The second shot missed. It passed close enough to George that he could hear the distinctive sound that the passage of the bullet made. He looked around and met the eyes of his friend Isaac. Isaac had heard the sound too. His eyes had a hurt quality that they hadn’t had before, almost like the shot hadn’t missed. George knew that the bullet had passed between them. His heart beat even faster.

The third shot took Captain Lawrence just in the middle of the chest. It hit both his gorget and his silver belt plate, and the combination saved his life, but he had no way of knowing that at the time. He went down hard, and there was blood and pain. He screamed. Men ran to him, and several competed to lift him up. Bludner shouted at them and finally dismissed two men to carry the captain back.
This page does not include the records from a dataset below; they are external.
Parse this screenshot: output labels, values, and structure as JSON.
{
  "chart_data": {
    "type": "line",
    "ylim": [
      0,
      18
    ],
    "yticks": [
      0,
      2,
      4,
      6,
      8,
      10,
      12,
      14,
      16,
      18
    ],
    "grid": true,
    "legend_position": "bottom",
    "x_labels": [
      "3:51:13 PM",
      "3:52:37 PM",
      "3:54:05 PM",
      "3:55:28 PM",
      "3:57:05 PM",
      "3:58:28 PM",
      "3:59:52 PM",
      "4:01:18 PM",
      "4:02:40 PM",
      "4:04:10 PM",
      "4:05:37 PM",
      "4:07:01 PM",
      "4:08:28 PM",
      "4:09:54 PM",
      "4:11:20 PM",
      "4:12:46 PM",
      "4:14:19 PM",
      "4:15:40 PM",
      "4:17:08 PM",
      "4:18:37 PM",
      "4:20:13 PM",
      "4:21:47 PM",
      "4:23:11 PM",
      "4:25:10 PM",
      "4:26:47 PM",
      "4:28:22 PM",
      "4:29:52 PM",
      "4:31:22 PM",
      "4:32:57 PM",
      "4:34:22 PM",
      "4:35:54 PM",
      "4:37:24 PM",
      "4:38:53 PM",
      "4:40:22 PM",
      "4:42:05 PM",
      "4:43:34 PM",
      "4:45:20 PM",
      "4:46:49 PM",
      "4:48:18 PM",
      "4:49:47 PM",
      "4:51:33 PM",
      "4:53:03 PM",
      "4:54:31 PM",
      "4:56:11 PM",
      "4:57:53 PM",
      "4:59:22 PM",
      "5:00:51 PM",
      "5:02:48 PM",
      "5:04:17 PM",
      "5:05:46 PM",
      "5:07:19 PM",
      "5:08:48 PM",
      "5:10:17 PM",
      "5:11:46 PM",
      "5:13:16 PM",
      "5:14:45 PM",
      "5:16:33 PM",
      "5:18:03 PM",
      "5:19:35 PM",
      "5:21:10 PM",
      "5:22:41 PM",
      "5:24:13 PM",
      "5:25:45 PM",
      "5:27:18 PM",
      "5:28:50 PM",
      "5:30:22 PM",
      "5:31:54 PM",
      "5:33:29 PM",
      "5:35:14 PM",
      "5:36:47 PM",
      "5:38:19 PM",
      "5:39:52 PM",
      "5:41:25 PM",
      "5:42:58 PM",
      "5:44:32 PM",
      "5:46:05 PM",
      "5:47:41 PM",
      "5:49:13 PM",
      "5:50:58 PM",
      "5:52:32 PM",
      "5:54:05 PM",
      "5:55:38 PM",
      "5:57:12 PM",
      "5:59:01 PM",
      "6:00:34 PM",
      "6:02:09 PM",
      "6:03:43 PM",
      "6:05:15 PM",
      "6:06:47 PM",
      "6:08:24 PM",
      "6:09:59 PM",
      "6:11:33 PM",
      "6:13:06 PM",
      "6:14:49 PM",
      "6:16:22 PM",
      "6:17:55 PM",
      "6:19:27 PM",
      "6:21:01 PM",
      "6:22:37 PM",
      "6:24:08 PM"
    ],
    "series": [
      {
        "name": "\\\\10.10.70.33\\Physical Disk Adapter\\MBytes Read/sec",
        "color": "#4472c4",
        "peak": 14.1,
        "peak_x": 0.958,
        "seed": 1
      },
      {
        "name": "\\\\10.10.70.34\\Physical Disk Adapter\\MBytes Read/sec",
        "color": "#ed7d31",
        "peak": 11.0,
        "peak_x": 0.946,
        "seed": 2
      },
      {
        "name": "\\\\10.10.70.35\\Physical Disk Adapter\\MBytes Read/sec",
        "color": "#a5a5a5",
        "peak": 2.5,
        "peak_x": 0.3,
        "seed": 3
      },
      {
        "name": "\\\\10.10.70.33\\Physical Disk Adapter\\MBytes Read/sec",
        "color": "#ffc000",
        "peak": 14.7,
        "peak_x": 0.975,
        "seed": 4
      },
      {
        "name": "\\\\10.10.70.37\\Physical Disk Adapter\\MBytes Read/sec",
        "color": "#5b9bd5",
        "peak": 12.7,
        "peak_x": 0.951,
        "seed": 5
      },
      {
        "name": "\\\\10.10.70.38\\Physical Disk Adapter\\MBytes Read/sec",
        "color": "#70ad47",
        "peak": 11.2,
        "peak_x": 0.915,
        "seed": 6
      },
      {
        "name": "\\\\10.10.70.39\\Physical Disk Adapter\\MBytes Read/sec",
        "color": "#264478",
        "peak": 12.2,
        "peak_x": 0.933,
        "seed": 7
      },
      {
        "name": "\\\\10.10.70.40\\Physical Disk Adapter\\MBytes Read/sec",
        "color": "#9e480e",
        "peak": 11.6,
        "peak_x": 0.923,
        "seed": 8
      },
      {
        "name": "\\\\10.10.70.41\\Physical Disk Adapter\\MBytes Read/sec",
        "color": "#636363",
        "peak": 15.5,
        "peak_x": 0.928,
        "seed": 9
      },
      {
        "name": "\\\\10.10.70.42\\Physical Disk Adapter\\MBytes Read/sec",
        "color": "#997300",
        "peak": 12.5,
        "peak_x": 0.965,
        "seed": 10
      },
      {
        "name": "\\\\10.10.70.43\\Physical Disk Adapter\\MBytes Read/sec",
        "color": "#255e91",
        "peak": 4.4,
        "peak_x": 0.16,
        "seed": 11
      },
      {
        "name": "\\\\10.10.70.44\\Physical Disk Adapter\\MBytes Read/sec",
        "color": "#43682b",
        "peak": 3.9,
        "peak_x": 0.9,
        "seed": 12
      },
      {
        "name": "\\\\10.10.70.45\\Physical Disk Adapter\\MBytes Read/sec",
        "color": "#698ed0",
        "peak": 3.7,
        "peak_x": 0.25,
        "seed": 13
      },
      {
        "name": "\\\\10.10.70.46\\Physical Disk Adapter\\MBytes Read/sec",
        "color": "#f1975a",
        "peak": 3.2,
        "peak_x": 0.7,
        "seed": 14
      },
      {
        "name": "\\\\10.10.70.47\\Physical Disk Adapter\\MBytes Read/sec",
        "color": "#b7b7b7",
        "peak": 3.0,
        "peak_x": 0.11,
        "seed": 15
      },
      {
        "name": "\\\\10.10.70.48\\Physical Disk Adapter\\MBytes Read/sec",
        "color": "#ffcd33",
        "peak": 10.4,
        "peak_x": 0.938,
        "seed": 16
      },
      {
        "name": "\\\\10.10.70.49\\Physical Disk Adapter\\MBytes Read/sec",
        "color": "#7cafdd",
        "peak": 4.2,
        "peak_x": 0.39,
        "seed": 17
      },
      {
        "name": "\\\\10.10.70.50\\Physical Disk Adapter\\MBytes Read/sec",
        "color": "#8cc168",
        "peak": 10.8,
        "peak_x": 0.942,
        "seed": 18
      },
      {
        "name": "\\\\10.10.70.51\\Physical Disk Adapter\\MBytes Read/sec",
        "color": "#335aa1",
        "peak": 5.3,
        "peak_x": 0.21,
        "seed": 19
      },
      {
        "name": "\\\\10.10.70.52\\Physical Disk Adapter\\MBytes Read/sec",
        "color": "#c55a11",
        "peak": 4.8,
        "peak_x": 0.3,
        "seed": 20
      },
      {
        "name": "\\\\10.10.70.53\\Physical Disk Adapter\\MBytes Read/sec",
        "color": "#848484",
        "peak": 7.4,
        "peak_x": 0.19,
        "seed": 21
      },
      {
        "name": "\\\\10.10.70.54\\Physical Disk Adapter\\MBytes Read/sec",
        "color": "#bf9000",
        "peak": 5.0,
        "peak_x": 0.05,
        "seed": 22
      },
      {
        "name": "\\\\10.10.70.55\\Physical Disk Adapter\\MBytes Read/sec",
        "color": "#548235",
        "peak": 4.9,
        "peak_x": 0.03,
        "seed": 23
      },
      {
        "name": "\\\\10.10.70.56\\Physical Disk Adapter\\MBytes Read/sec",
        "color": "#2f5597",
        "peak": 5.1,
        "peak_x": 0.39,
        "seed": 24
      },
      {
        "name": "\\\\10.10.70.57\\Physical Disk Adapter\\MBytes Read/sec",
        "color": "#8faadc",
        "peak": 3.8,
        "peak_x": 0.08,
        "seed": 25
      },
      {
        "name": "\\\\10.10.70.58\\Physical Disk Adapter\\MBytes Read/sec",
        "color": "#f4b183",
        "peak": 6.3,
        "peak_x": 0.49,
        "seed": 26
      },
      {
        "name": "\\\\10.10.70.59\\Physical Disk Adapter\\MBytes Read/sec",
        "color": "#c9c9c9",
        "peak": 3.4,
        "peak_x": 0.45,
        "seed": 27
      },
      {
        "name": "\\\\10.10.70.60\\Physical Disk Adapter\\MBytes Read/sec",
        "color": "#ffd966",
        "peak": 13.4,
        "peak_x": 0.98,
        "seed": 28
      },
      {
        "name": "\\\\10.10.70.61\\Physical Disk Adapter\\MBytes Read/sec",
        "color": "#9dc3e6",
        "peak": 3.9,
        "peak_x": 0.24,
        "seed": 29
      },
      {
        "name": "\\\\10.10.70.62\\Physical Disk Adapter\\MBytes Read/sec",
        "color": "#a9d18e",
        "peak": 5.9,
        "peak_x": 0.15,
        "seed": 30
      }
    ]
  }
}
“He’s one man, ya’ bastards! The niggers won’ fight. Now
come on
!” Bludner seemed enraged by their hesitation after the captain went down. Lake settled his pack on his shoulders and pushed forward. They weren’t so much a line anymore, even after just a few shots, but most of the men were going forward, a little quicker than the parade ground had taught them. The enemy musket fired again and George tried to imagine what whole volleys of musketry might do to a line like this.

“…niggers won’ fight. Now
come on
!”

The words sounded distinct over the few yards that now separated them. Virgil and Jim knew the voice instantly. They both started shouting at Caesar. He was loading again,
eyeing the range. Murray grabbed the shoulder of the black man crouching next to him.

“Are you lads going to fight?” Murray had to know.

“Oh, yas, suh!” said Tonny. His eyes were almost glazed. He didn’t turn his head. He was looking just over the top of the upcast.

Caesar was listening to Jim, now. He brought the musket up to his shoulder and fired again, but missed. He thought he had time for one more.